On a staircase, the i-th step has some non-negative cost cost[i] assigned (0 indexed). Once you pay the cost, you can either climb one or two steps. You need to find minimum cost to reach the top of the floor, and you can either start from the step with index 0, or the step with index 1.
Input: cost = [10, 15, 20]
Output: 15
Explanation: Cheapest is start on cost[1], pay that cost and go to the top.
Input: cost = [1, 100, 1, 1, 1, 100, 1, 1, 100, 1]
Output: 6
Explanation: Cheapest is start on cost[0], and only step on 1s, skipping cost[3].
cost will have a length in the range [2, 1000].
Every cost[i] will be an integer in the range [0, 999].
For the DP approach we create an array of size n where n is length of cost array. We first initialize the first two elements of the array with the first two elements of the cost array.
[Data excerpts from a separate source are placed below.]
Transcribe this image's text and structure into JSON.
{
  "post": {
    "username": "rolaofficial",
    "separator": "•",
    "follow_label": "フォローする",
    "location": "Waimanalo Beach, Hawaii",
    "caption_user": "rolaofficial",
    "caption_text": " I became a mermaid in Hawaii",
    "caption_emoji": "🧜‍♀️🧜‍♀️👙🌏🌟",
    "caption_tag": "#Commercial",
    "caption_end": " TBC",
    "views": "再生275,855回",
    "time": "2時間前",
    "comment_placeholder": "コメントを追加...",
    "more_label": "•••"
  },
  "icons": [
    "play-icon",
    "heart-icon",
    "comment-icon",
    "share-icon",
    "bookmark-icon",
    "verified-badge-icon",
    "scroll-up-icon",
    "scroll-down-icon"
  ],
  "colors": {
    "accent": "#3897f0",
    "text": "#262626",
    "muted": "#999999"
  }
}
Then, the third element of the DP array is the sum of the third element of the cost array plus the minimum value of the two previous values of the DP array. Last, we return the minimum of the last two values of the DP array. Therefore the time and space complexity should be an order of O(n).
def minCostClimbingStairs(cost):
"""
:type cost: List[int]
:rtype: int
:Time Complexity: O(N)
:Space Complexity: O(N)
"""
N = len(cost)
dp = [0] * N
dp[0] = cost[0]
dp[1] = cost[1]
for i in range(2, N):
dp[i] = min(dp[i-1], dp[i-2]) + cost[i]
return min(dp[N-1], dp[N-2])